А вот обычные орки, эльфы, гномы и хоббиты - они тоже в какой-то мере люди, и ничто человеческое им не чуждо, поэтому они и предпочитают жить в Междуземье. И время от времени навещать нашу реальность, которая по отношению к Междуземью является тем же самым, что Междуземье по отношению к сказочному Средиземью. Так автору, во всяком случае, представляется.
Где находится Междуземье? Да, конечно же, где-то далеко, но все-таки, поближе, чем Страна Толкиена. Не далеко-далёко, а просто далеко. На том и порешим. Лады?
А теперь, вслед за мадмуазель Де Лярош, Огнехвостом, компанией гоблинов и людей туда - в Междуземье. Нас там, поди, уже заждались.
Дракон и авиатриса, крылом к крылу, вынырнули в отвратительную зимнюю морось над черно-алым фурункулом Ородруина. Огнехвост недовольно фыркнул, вдохнув кислый разреженный воздух, помотал головой, ловя магию Великого Орка, разочарованно чихнул - магия была, но очень слабая - и неуверенно, почти наугад лег на курс. Мадмуазель Де Лярош аккуратно, с чисто женской грацией повторила его маневр.
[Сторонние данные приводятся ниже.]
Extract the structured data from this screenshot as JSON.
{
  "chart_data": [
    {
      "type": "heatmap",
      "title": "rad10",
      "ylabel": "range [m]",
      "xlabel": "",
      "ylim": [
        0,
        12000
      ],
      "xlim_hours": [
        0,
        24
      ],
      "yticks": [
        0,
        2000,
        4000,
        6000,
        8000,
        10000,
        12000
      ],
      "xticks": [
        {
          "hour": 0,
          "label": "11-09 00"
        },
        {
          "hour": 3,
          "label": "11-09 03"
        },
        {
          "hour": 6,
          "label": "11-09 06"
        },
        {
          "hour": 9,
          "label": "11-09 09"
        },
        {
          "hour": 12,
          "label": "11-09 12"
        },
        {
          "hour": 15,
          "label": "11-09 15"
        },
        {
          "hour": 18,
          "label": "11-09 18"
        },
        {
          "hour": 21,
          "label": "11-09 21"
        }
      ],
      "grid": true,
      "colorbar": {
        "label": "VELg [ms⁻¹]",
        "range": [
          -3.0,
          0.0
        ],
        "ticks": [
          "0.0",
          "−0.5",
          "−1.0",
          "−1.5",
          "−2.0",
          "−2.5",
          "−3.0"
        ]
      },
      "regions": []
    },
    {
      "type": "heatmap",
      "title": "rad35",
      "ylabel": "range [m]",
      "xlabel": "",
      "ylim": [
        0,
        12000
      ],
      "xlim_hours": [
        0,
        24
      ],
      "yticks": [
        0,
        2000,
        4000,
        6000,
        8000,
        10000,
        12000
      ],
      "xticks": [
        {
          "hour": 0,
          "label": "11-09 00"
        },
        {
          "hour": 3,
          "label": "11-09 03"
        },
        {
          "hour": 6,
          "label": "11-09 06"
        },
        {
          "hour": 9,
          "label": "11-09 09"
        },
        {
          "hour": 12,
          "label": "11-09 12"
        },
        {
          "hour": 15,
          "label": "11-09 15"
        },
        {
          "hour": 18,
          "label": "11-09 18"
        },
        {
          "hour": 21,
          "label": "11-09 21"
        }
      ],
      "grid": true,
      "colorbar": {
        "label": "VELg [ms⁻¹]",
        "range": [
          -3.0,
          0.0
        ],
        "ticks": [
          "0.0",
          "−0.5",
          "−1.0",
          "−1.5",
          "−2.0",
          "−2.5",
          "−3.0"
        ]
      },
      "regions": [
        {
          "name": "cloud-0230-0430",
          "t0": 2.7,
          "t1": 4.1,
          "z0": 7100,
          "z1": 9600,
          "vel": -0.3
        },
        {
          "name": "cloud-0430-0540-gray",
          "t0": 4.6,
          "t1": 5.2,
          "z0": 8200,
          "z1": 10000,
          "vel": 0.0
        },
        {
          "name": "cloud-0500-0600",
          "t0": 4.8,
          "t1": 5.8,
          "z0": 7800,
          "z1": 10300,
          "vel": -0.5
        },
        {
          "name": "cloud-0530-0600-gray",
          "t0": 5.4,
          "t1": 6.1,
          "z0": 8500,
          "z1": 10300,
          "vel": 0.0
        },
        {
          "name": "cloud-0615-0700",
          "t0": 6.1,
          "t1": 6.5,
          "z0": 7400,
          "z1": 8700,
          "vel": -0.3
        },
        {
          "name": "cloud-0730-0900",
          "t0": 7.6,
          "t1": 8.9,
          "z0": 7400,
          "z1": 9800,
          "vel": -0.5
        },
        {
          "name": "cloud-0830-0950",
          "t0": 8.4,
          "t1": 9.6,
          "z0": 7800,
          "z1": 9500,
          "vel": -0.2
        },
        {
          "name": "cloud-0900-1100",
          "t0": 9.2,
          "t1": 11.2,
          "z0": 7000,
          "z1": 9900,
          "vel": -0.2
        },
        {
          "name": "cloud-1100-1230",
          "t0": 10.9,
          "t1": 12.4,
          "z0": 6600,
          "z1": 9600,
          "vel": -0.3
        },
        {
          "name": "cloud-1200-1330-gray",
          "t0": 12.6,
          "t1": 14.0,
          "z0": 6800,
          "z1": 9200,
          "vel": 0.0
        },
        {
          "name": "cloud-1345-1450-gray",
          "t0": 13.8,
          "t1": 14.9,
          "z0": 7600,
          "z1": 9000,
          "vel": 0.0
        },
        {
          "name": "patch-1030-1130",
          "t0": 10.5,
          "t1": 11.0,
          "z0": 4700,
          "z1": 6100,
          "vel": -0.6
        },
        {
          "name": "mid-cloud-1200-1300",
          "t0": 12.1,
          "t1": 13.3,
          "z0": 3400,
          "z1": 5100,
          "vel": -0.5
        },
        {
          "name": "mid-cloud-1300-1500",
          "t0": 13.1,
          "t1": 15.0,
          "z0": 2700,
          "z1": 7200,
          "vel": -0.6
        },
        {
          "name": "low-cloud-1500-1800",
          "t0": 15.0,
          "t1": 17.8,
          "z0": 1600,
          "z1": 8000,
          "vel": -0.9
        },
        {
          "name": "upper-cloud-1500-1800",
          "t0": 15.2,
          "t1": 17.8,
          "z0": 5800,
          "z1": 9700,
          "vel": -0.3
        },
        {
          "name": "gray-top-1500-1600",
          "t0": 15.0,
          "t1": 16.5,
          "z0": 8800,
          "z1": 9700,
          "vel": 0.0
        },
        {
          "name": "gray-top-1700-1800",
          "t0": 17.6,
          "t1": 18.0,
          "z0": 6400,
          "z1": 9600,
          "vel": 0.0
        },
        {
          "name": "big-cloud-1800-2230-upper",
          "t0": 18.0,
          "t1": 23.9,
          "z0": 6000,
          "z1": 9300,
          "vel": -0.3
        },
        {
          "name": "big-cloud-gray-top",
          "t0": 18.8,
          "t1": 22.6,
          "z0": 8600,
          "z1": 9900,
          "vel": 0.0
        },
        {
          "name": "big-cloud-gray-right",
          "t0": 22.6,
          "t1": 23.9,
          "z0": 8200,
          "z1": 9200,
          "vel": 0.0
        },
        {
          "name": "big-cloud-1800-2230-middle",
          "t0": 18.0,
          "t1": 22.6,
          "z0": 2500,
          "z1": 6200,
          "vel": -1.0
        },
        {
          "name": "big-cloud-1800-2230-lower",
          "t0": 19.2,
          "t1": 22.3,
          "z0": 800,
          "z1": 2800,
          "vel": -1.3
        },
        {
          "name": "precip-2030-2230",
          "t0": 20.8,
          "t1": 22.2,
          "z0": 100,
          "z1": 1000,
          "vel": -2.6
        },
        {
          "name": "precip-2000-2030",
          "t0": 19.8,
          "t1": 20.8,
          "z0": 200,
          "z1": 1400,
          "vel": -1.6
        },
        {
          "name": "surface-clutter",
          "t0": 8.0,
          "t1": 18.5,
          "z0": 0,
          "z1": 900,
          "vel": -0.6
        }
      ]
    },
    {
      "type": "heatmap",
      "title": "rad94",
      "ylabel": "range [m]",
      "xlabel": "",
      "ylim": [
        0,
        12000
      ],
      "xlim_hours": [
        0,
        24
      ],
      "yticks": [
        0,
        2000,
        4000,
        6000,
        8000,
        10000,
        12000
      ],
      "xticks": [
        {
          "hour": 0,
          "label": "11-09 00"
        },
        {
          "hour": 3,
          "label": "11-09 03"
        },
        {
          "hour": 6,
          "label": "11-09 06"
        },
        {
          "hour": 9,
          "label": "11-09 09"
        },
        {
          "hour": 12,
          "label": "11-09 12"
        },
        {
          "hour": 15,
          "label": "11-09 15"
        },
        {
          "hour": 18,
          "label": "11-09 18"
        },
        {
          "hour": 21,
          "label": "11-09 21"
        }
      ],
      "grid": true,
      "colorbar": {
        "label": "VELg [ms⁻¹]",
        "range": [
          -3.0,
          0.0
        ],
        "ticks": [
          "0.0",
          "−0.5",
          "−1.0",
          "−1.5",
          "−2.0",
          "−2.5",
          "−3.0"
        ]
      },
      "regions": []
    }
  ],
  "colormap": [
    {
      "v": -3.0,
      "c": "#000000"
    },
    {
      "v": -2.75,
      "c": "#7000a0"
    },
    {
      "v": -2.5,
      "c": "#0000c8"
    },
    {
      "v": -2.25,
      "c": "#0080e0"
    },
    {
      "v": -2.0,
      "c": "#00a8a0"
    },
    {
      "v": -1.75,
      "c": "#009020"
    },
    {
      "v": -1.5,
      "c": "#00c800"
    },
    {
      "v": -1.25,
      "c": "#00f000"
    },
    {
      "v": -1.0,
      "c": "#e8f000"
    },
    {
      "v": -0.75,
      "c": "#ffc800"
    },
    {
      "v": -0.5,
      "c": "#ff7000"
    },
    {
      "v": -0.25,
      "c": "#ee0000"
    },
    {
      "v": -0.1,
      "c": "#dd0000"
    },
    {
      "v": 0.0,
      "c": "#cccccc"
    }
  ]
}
- Что-то мне здесь не нравится, - бормотал дракон, брезгливо передергивая крыльями. - Что-то не так. Или я просто долго отсутствовал? Да еще и воняет как на свалке, где я когда-то работал экскаватором.
- Месье был сослан на каторгу? - невинно поинтересовалась авиатриса. - Как интересно! Вы, наверное, инсургент.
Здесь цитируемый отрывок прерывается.